Alberto López Herrero
Tenemos demasiados ejemplos a nuestro alrededor que demuestran que la indiferencia y el egoísmo humanos están convirtiendo el planeta en una cloaca sin fondo. Compramos sin criterio, consumimos por impulsos y también desechamos lo que nos rodea de manera irracional.
Las bolsas de plástico son una necesidad que nos hemos creado, ya que el coste de su fabricación, la contaminación que producen y su utilidad no están en consonancia con la economía justa y sostenible con la que tratamos de preservar el planeta.
Su uso masivo se generalizó a finales de los años setenta. Para su elaboración se utiliza derivados del petróleo, por lo que dejan elementos contaminantes si no se las recicla. En confeccionar una bolsa se emplea sólo unos segundos, pero por cada una de ellas se emite a la atmósfera cuatro gramos de CO2 que contribuyen de manera decisiva al efecto invernadero.
Conllevan, asimismo, otro problema añadido, y es que la mayoría de las tiendas y grandes superficies que las siguen repartiendo descubrieron en ellas un escaparate barato para su publicidad, pero altamente contaminante, al estampar esa propaganda con un material sintético tóxico a base de plomo, cadmio o incluso hierro.
Su uso, entre 200 y 300 bolsas de plástico por persona al año, se limita a una o dos veces en un corto espacio de tiempo y luego se las tira, así que en el mundo circulan cada año entre 500.000 millones y un billón de bolsas. Si tenemos en cuenta que el 5% del petróleo que se extrae se destina a la industria del plástico, nos daremos cuenta del desastre medioambiental del que hablamos.
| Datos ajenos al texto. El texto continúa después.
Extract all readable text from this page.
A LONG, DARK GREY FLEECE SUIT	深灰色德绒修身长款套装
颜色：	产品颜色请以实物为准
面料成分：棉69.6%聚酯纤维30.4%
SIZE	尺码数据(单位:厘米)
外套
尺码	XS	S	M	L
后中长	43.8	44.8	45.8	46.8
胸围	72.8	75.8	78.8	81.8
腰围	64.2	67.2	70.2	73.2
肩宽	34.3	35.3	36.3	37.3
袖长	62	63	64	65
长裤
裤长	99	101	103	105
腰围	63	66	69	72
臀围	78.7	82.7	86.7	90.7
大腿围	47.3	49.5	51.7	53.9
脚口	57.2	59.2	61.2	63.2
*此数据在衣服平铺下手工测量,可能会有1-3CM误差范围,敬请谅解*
Y aquí es donde comienza la catástrofe a la que nos vemos abocados, porque su desintegración puede tardar casi 500 años y es más costoso reciclar una bolsa de plástico que producir una nueva. El cálculo más benévolo sitúa en 8.000 millones las toneladas de plástico que anualmente van hacia los ríos, lagos y mares, y que en su recorrido taponan cañerías y colapsan alcantarillas. Es más, se ha encontrado bolsas de plástico hasta en el Círculo Polar Ártico y en la actualidad estos desechos representan un 10% del total de los residuos que hay en las costas.
En su proceso de degradación, las bolsas de plástico matan a los animales marinos al confundirlas, por ejemplo, con medusas, y debido a la acción de las corrientes, del oleaje y del sol, se fragmentan en minúsculos trozos denominados microplásticos que, además de liberar sustancias tóxicas, se mezclan con el plancton y entran a formar parte de la cadena alimenticia de los animales, pudiendo llegar también a nuestra mesa.
Los científicos estiman que cada año cerca de un millón de aves y 100.000 mamíferos marinos mueren por culpa de los desechos plásticos. Pero el peor descubrimiento ha sido el llamado séptimo continente, un basurero flotante en el Pacífico, una gran isla a mil kilómetros de Hawai, que ocupa el equivalente a entre 3 y 7 veces la extensión de España. Es una gran plataforma de plástico, originada por la fuerza de la corriente del Pacífico Norte, que gira en sentido de las agujas del reloj y que impide a los desechos plásticos dispersarse hacia las costas, llevando hacia el centro de la espiral los residuos por la fuerza centrípeta.
Sin embargo, los investigadores están convencidos de que no es la única isla flotante de basura plástica y que habría al menos cuatro más en el mundo, lo que confirmaría la teoría de que este tipo de contaminación es de ida y vuelta: lo que tú tiras le llega a otros y lo que te llega a ti lo han tirado en otro lugar.
Si, como se ha demostrado, ni las playas denominadas vírgenes están libres de estas partículas contaminantes de plástico en el agua y en la arena, las soluciones no pasan por la sustitución de las bolsas por otras más ecológicas, sino por su eliminación y sustitución por las de toda la vida: de tela o de mimbre, ya que esa medida también conllevaría un menor uso del petróleo. Pero sobre todo, hay que mejorar la gestión del reciclaje, tanto industrial e individual, porque el mar no puede ser un cementerio de plástico.
El autor es periodista.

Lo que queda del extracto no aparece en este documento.